Accelerate distance calculation by employing multiple CPU workers.
Value
StartParallel() and SetParallel() return the previous value of
options("TreeDist-cluster").
GetParallel() returns the currently specified cluster.
StopParallel() returns TRUE if a cluster was destroyed,
FALSE otherwise.
Details
OpenMP (recommended for all split-based metrics)

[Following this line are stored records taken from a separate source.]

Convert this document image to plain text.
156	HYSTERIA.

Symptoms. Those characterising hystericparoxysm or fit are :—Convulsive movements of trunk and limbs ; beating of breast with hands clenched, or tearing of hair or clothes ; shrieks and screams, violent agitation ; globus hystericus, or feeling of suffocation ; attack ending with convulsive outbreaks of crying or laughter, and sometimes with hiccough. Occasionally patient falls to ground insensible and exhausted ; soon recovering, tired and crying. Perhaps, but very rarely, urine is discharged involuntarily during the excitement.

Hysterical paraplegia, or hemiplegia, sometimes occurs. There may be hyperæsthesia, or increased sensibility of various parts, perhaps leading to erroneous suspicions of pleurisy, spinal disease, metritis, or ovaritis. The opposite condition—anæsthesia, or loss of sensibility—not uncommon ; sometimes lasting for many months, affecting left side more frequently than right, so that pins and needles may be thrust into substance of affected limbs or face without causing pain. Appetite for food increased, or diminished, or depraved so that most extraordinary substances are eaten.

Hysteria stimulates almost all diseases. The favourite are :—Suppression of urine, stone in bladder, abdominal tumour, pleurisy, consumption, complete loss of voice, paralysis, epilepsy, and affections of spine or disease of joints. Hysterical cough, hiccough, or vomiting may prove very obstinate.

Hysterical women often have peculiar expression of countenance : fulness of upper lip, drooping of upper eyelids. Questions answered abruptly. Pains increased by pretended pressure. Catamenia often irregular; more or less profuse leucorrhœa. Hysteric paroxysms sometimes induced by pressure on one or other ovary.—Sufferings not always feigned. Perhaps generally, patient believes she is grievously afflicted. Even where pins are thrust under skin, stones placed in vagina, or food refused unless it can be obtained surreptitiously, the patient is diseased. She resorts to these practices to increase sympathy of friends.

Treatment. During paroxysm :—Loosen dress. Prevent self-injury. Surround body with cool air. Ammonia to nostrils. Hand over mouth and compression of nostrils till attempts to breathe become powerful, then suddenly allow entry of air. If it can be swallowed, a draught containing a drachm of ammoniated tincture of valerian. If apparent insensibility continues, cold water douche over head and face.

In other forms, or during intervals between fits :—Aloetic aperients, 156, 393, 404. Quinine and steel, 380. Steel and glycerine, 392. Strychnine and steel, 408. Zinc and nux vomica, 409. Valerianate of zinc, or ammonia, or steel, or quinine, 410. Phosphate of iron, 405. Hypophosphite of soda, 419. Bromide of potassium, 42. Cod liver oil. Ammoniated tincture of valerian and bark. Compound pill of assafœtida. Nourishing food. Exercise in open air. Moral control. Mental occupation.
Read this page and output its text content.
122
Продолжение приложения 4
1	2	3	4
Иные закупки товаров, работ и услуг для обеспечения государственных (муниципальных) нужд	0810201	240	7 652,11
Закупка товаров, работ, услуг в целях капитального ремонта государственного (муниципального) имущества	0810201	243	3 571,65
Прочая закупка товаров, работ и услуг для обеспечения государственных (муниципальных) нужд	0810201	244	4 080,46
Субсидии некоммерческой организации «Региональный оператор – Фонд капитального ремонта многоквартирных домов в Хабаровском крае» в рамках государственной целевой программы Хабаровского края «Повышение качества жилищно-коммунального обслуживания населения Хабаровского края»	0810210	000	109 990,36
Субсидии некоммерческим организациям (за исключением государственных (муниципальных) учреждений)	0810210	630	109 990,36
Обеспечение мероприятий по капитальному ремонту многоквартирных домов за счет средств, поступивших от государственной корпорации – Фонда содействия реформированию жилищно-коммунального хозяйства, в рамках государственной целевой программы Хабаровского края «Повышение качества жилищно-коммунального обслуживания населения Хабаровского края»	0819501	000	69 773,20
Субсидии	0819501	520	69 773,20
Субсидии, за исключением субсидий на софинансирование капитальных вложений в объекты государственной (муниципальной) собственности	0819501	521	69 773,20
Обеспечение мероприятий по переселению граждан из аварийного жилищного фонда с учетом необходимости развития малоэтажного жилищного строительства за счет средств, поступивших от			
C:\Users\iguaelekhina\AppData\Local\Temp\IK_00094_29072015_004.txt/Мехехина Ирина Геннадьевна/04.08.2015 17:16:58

When the package is built with OpenMP support (the default on Linux and Windows; optional on macOS), all pairwise split-based distance calculations use an efficient multi-threaded batch path automatically — no cluster setup is required. The affected functions are:
The number of OpenMP threads is controlled by the standard
"mc.cores" option:
options(mc.cores = parallel::detectCores()) # use all available cores
options(mc.cores = 4L) # or a fixed numberThe default is 1 (single-threaded).
R parallel cluster
StartParallel() creates an R socket cluster (via makeCluster()) and
registers it for use by TreeDist. SetParallel() registers a pre-existing
cluster. StopParallel() stops the cluster and releases resources.
When to use StartParallel(): for metrics that do not have an
OpenMP batch path, namely tree-object-based distances such as
NNIDist() and MASTSize() / MASTInfo(), or any function called
via CompareAll(). R-cluster parallelism carries a serialisation overhead
of ~2–3 s, so it is only beneficial for large problems.
When not to use StartParallel(): for the split-based metrics listed
above. Registering a cluster disables the OpenMP batch path for
those functions, replacing a thread-local C++ loop with inter-process
communication — which is slower at every problem size measured. Call
StopParallel() before computing split-based distances if a cluster is
active.
Examples
# OpenMP parallelism: set mc.cores before calling any split-based metric.
options(mc.cores = 2L)
# MutualClusteringInfo(trees) # uses 2 OpenMP threads automatically
options(mc.cores = NULL) # restore default (single-threaded)
if (interactive()) {
# R cluster: beneficial for NNIDist, MASTSize/MASTInfo, CompareAll(), etc.
# Do NOT activate while computing split-based distances (MCI, SPI, MSI, …)
# as it bypasses the faster OpenMP path.
library("TreeTools", quietly = TRUE)
nCores <- ceiling(parallel::detectCores() / 2)
StartParallel(nCores) # Takes a few seconds to set up processes
GetParallel()
CompareAll(as.phylo(0:6, 100), NNIDist)
StopParallel() # Returns system resources
}